Em particular, nesta postagem Bártolo fala-nos de uma heráldica que já tinha tantas regras quanto pôde observar no seu incompleto trabalho, mas distava muito da codificação extrema que na Idade Moderna quase a asfixiou.

F. 90r do armorial De ministerio armorum (John Rylands Library, Latin MS 28).
F. 90r do armorial De ministerio armorum (John Rylands Library, Latin MS 28).

O armorial conhecido como De ministerio armorum, elaborado por um arauto português em 1416, contém exemplos ilustrativos do que Bártolo razoa: observe, prezado leitor, que o fólio reproduzido na imagem acima traz quatro brasões em bandeiras e outros quatro em escudos. São as armas de Frederico o Belicoso, marquês de Meissen (primeiras armas), landgrave da Turíngia (segundas armas), marquês da Marca Oriental (terceiras armas), conde palatino da Saxônia (quartas armas), conde de Orlamünde (quintas armas), burgrave de Altenburg (sextas armas), barão de Isenburg (terceiro escudo, inacabado) e Pleissnerland (sétimas armas).

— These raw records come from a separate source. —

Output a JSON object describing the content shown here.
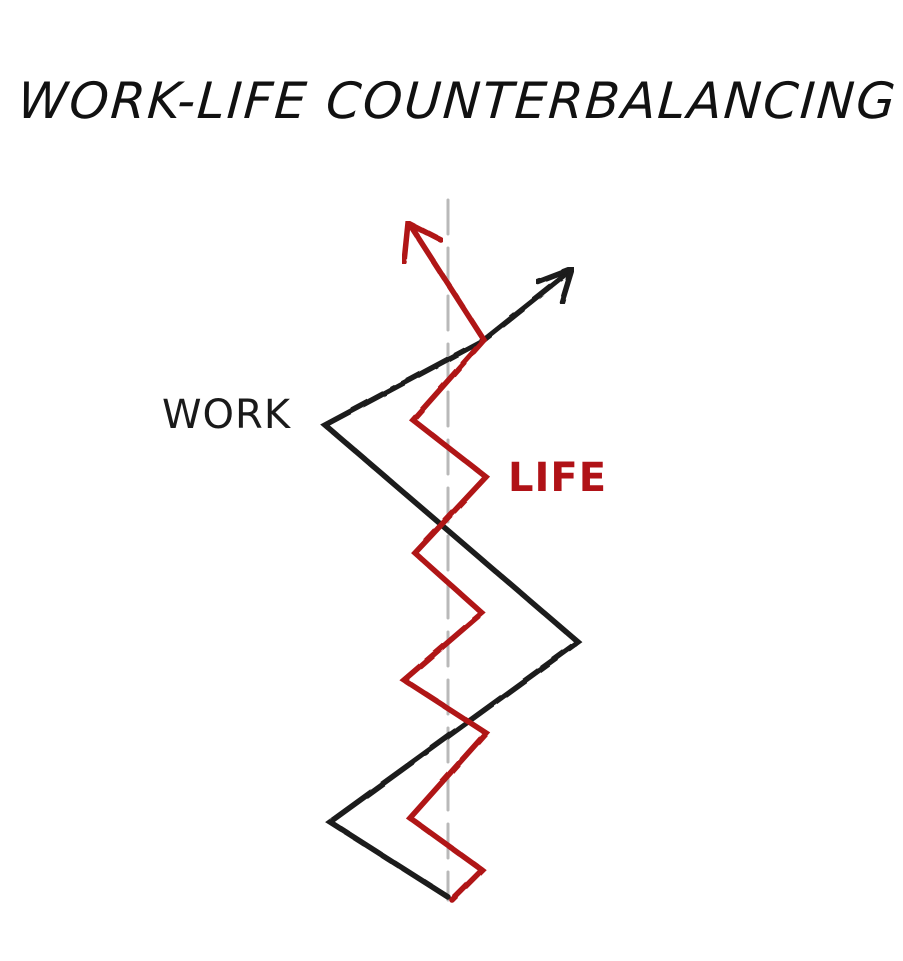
{
  "title": "WORK-LIFE COUNTERBALANCING",
  "labels": {
    "work": "WORK",
    "life": "LIFE"
  },
  "colors": {
    "work": "#1a1a1a",
    "life": "#b01217",
    "centerline": "#b9b9b9",
    "background": "#ffffff"
  }
}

Note que não apenas o leão da primeira bandeira se volta para a haste, mas o do primeiro escudo se acha no mesmo sentido, como se olhasse para a rosa das armas seguintes. 

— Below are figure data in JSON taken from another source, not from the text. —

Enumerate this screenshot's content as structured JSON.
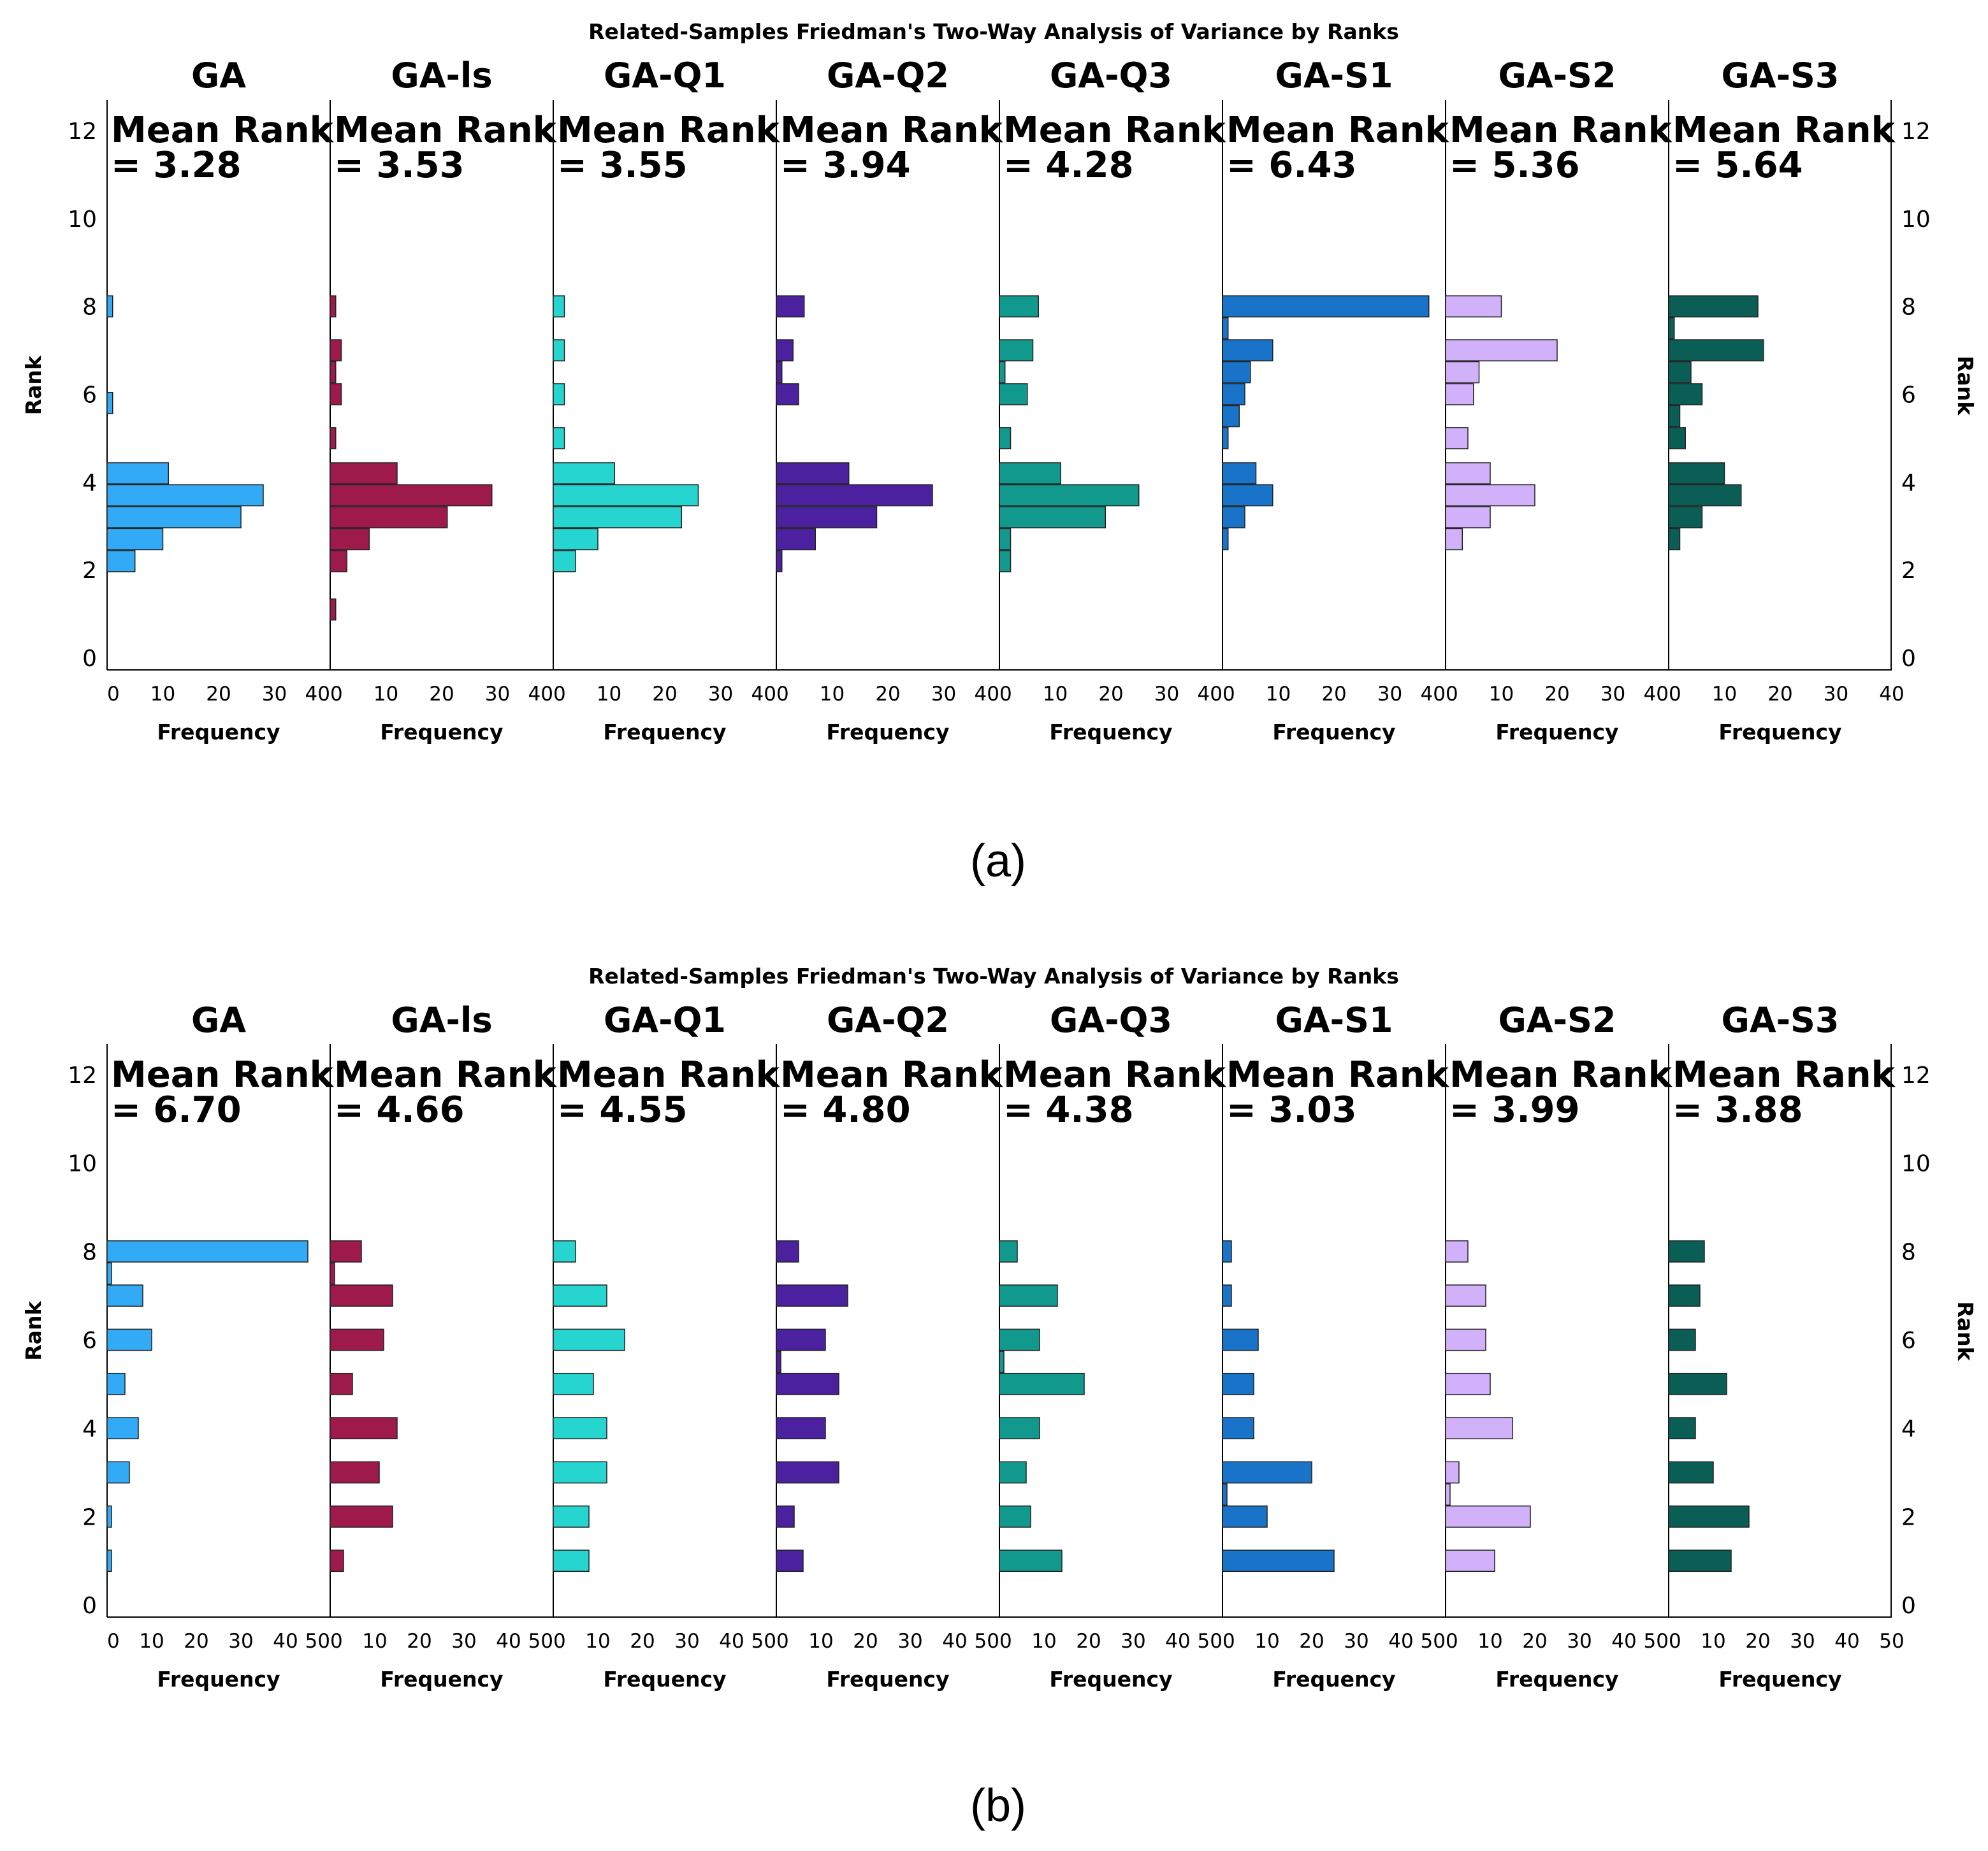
{
  "chart_data": [
    {
      "type": "bar",
      "orientation": "horizontal",
      "title": "Related-Samples Friedman's Two-Way Analysis of Variance by Ranks",
      "subfigure_label": "(a)",
      "ylabel": "Rank",
      "xlabel": "Frequency",
      "ylim": [
        0,
        12
      ],
      "yticks": [
        0,
        2,
        4,
        6,
        8,
        10,
        12
      ],
      "xlim": [
        0,
        40
      ],
      "xticks": [
        0,
        10,
        20,
        30,
        40
      ],
      "panels": [
        {
          "name": "GA",
          "mean_rank_label": "Mean Rank",
          "mean_rank_value": "= 3.28",
          "color": "#33aaf5",
          "bars": [
            {
              "rank": 2.2,
              "freq": 5
            },
            {
              "rank": 2.7,
              "freq": 10
            },
            {
              "rank": 3.2,
              "freq": 24
            },
            {
              "rank": 3.7,
              "freq": 28
            },
            {
              "rank": 4.2,
              "freq": 11
            },
            {
              "rank": 5.8,
              "freq": 1
            },
            {
              "rank": 8,
              "freq": 1
            }
          ]
        },
        {
          "name": "GA-ls",
          "mean_rank_label": "Mean Rank",
          "mean_rank_value": "= 3.53",
          "color": "#9e1a4a",
          "bars": [
            {
              "rank": 1.1,
              "freq": 1
            },
            {
              "rank": 2.2,
              "freq": 3
            },
            {
              "rank": 2.7,
              "freq": 7
            },
            {
              "rank": 3.2,
              "freq": 21
            },
            {
              "rank": 3.7,
              "freq": 29
            },
            {
              "rank": 4.2,
              "freq": 12
            },
            {
              "rank": 5,
              "freq": 1
            },
            {
              "rank": 6,
              "freq": 2
            },
            {
              "rank": 6.5,
              "freq": 1
            },
            {
              "rank": 7,
              "freq": 2
            },
            {
              "rank": 8,
              "freq": 1
            }
          ]
        },
        {
          "name": "GA-Q1",
          "mean_rank_label": "Mean Rank",
          "mean_rank_value": "= 3.55",
          "color": "#26d4d0",
          "bars": [
            {
              "rank": 2.2,
              "freq": 4
            },
            {
              "rank": 2.7,
              "freq": 8
            },
            {
              "rank": 3.2,
              "freq": 23
            },
            {
              "rank": 3.7,
              "freq": 26
            },
            {
              "rank": 4.2,
              "freq": 11
            },
            {
              "rank": 5,
              "freq": 2
            },
            {
              "rank": 6,
              "freq": 2
            },
            {
              "rank": 7,
              "freq": 2
            },
            {
              "rank": 8,
              "freq": 2
            }
          ]
        },
        {
          "name": "GA-Q2",
          "mean_rank_label": "Mean Rank",
          "mean_rank_value": "= 3.94",
          "color": "#4b21a0",
          "bars": [
            {
              "rank": 2.2,
              "freq": 1
            },
            {
              "rank": 2.7,
              "freq": 7
            },
            {
              "rank": 3.2,
              "freq": 18
            },
            {
              "rank": 3.7,
              "freq": 28
            },
            {
              "rank": 4.2,
              "freq": 13
            },
            {
              "rank": 6,
              "freq": 4
            },
            {
              "rank": 6.5,
              "freq": 1
            },
            {
              "rank": 7,
              "freq": 3
            },
            {
              "rank": 8,
              "freq": 5
            }
          ]
        },
        {
          "name": "GA-Q3",
          "mean_rank_label": "Mean Rank",
          "mean_rank_value": "= 4.28",
          "color": "#12998e",
          "bars": [
            {
              "rank": 2.2,
              "freq": 2
            },
            {
              "rank": 2.7,
              "freq": 2
            },
            {
              "rank": 3.2,
              "freq": 19
            },
            {
              "rank": 3.7,
              "freq": 25
            },
            {
              "rank": 4.2,
              "freq": 11
            },
            {
              "rank": 5,
              "freq": 2
            },
            {
              "rank": 6,
              "freq": 5
            },
            {
              "rank": 6.5,
              "freq": 1
            },
            {
              "rank": 7,
              "freq": 6
            },
            {
              "rank": 8,
              "freq": 7
            }
          ]
        },
        {
          "name": "GA-S1",
          "mean_rank_label": "Mean Rank",
          "mean_rank_value": "= 6.43",
          "color": "#1873c9",
          "bars": [
            {
              "rank": 2.7,
              "freq": 1
            },
            {
              "rank": 3.2,
              "freq": 4
            },
            {
              "rank": 3.7,
              "freq": 9
            },
            {
              "rank": 4.2,
              "freq": 6
            },
            {
              "rank": 5,
              "freq": 1
            },
            {
              "rank": 5.5,
              "freq": 3
            },
            {
              "rank": 6,
              "freq": 4
            },
            {
              "rank": 6.5,
              "freq": 5
            },
            {
              "rank": 7,
              "freq": 9
            },
            {
              "rank": 7.5,
              "freq": 1
            },
            {
              "rank": 8,
              "freq": 37
            }
          ]
        },
        {
          "name": "GA-S2",
          "mean_rank_label": "Mean Rank",
          "mean_rank_value": "= 5.36",
          "color": "#d1b1fa",
          "bars": [
            {
              "rank": 2.7,
              "freq": 3
            },
            {
              "rank": 3.2,
              "freq": 8
            },
            {
              "rank": 3.7,
              "freq": 16
            },
            {
              "rank": 4.2,
              "freq": 8
            },
            {
              "rank": 5,
              "freq": 4
            },
            {
              "rank": 6,
              "freq": 5
            },
            {
              "rank": 6.5,
              "freq": 6
            },
            {
              "rank": 7,
              "freq": 20
            },
            {
              "rank": 8,
              "freq": 10
            }
          ]
        },
        {
          "name": "GA-S3",
          "mean_rank_label": "Mean Rank",
          "mean_rank_value": "= 5.64",
          "color": "#0b5e55",
          "bars": [
            {
              "rank": 2.7,
              "freq": 2
            },
            {
              "rank": 3.2,
              "freq": 6
            },
            {
              "rank": 3.7,
              "freq": 13
            },
            {
              "rank": 4.2,
              "freq": 10
            },
            {
              "rank": 5,
              "freq": 3
            },
            {
              "rank": 5.5,
              "freq": 2
            },
            {
              "rank": 6,
              "freq": 6
            },
            {
              "rank": 6.5,
              "freq": 4
            },
            {
              "rank": 7,
              "freq": 17
            },
            {
              "rank": 7.5,
              "freq": 1
            },
            {
              "rank": 8,
              "freq": 16
            }
          ]
        }
      ]
    },
    {
      "type": "bar",
      "orientation": "horizontal",
      "title": "Related-Samples Friedman's Two-Way Analysis of Variance by Ranks",
      "subfigure_label": "(b)",
      "ylabel": "Rank",
      "xlabel": "Frequency",
      "ylim": [
        0,
        12
      ],
      "yticks": [
        0,
        2,
        4,
        6,
        8,
        10,
        12
      ],
      "xlim": [
        0,
        50
      ],
      "xticks": [
        0,
        10,
        20,
        30,
        40,
        50
      ],
      "panels": [
        {
          "name": "GA",
          "mean_rank_label": "Mean Rank",
          "mean_rank_value": "= 6.70",
          "color": "#33aaf5",
          "bars": [
            {
              "rank": 1,
              "freq": 1
            },
            {
              "rank": 2,
              "freq": 1
            },
            {
              "rank": 3,
              "freq": 5
            },
            {
              "rank": 4,
              "freq": 7
            },
            {
              "rank": 5,
              "freq": 4
            },
            {
              "rank": 6,
              "freq": 10
            },
            {
              "rank": 7,
              "freq": 8
            },
            {
              "rank": 7.5,
              "freq": 1
            },
            {
              "rank": 8,
              "freq": 45
            }
          ]
        },
        {
          "name": "GA-ls",
          "mean_rank_label": "Mean Rank",
          "mean_rank_value": "= 4.66",
          "color": "#9e1a4a",
          "bars": [
            {
              "rank": 1,
              "freq": 3
            },
            {
              "rank": 2,
              "freq": 14
            },
            {
              "rank": 3,
              "freq": 11
            },
            {
              "rank": 4,
              "freq": 15
            },
            {
              "rank": 5,
              "freq": 5
            },
            {
              "rank": 6,
              "freq": 12
            },
            {
              "rank": 7,
              "freq": 14
            },
            {
              "rank": 7.5,
              "freq": 1
            },
            {
              "rank": 8,
              "freq": 7
            }
          ]
        },
        {
          "name": "GA-Q1",
          "mean_rank_label": "Mean Rank",
          "mean_rank_value": "= 4.55",
          "color": "#26d4d0",
          "bars": [
            {
              "rank": 1,
              "freq": 8
            },
            {
              "rank": 2,
              "freq": 8
            },
            {
              "rank": 3,
              "freq": 12
            },
            {
              "rank": 4,
              "freq": 12
            },
            {
              "rank": 5,
              "freq": 9
            },
            {
              "rank": 6,
              "freq": 16
            },
            {
              "rank": 7,
              "freq": 12
            },
            {
              "rank": 8,
              "freq": 5
            }
          ]
        },
        {
          "name": "GA-Q2",
          "mean_rank_label": "Mean Rank",
          "mean_rank_value": "= 4.80",
          "color": "#4b21a0",
          "bars": [
            {
              "rank": 1,
              "freq": 6
            },
            {
              "rank": 2,
              "freq": 4
            },
            {
              "rank": 3,
              "freq": 14
            },
            {
              "rank": 4,
              "freq": 11
            },
            {
              "rank": 5,
              "freq": 14
            },
            {
              "rank": 5.5,
              "freq": 1
            },
            {
              "rank": 6,
              "freq": 11
            },
            {
              "rank": 7,
              "freq": 16
            },
            {
              "rank": 8,
              "freq": 5
            }
          ]
        },
        {
          "name": "GA-Q3",
          "mean_rank_label": "Mean Rank",
          "mean_rank_value": "= 4.38",
          "color": "#12998e",
          "bars": [
            {
              "rank": 1,
              "freq": 14
            },
            {
              "rank": 2,
              "freq": 7
            },
            {
              "rank": 3,
              "freq": 6
            },
            {
              "rank": 4,
              "freq": 9
            },
            {
              "rank": 5,
              "freq": 19
            },
            {
              "rank": 5.5,
              "freq": 1
            },
            {
              "rank": 6,
              "freq": 9
            },
            {
              "rank": 7,
              "freq": 13
            },
            {
              "rank": 8,
              "freq": 4
            }
          ]
        },
        {
          "name": "GA-S1",
          "mean_rank_label": "Mean Rank",
          "mean_rank_value": "= 3.03",
          "color": "#1873c9",
          "bars": [
            {
              "rank": 1,
              "freq": 25
            },
            {
              "rank": 2,
              "freq": 10
            },
            {
              "rank": 2.5,
              "freq": 1
            },
            {
              "rank": 3,
              "freq": 20
            },
            {
              "rank": 4,
              "freq": 7
            },
            {
              "rank": 5,
              "freq": 7
            },
            {
              "rank": 6,
              "freq": 8
            },
            {
              "rank": 7,
              "freq": 2
            },
            {
              "rank": 8,
              "freq": 2
            }
          ]
        },
        {
          "name": "GA-S2",
          "mean_rank_label": "Mean Rank",
          "mean_rank_value": "= 3.99",
          "color": "#d1b1fa",
          "bars": [
            {
              "rank": 1,
              "freq": 11
            },
            {
              "rank": 2,
              "freq": 19
            },
            {
              "rank": 2.5,
              "freq": 1
            },
            {
              "rank": 3,
              "freq": 3
            },
            {
              "rank": 4,
              "freq": 15
            },
            {
              "rank": 5,
              "freq": 10
            },
            {
              "rank": 6,
              "freq": 9
            },
            {
              "rank": 7,
              "freq": 9
            },
            {
              "rank": 8,
              "freq": 5
            }
          ]
        },
        {
          "name": "GA-S3",
          "mean_rank_label": "Mean Rank",
          "mean_rank_value": "= 3.88",
          "color": "#0b5e55",
          "bars": [
            {
              "rank": 1,
              "freq": 14
            },
            {
              "rank": 2,
              "freq": 18
            },
            {
              "rank": 3,
              "freq": 10
            },
            {
              "rank": 4,
              "freq": 6
            },
            {
              "rank": 5,
              "freq": 13
            },
            {
              "rank": 6,
              "freq": 6
            },
            {
              "rank": 7,
              "freq": 7
            },
            {
              "rank": 8,
              "freq": 8
            }
          ]
        }
      ]
    }
  ]
}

Como o professor de Perúsia ensina, em heráldica tudo que figura de perfil e tem uma dianteira e uma traseira fica normalmente voltado para a destra (que corresponde à esquerda do observador). Mas na heráldica clássica, mais que obedecer a um ordenamento inflexível, o brasão adequava-se à superfície a ser armoriada. Já vimos isso em relação ao número de peças ou figuras repetidas. A virada de uma figura para a sinistra (a direita do observador), como se reverenciasse o que está a esse lado, é outro aspecto disso. Denomina-se cortesia heráldica.

Notas:
(1) A esta altura da escrita do blog, confesso que não planejei os comentários de antemão e me sinto muito satisfeito em os tecer sempre a partir da história e realidade lusófonas, alcançando o objetivo inicial de preencher um pouco a lacuna com que se depara quem procura na nossa língua portuguesa saber mais sobre heráldica.
(2) Essa lenda veio sendo elaborada pelo menos desde meados do século XV, mas o seu detalhamento merece uma postagem própria.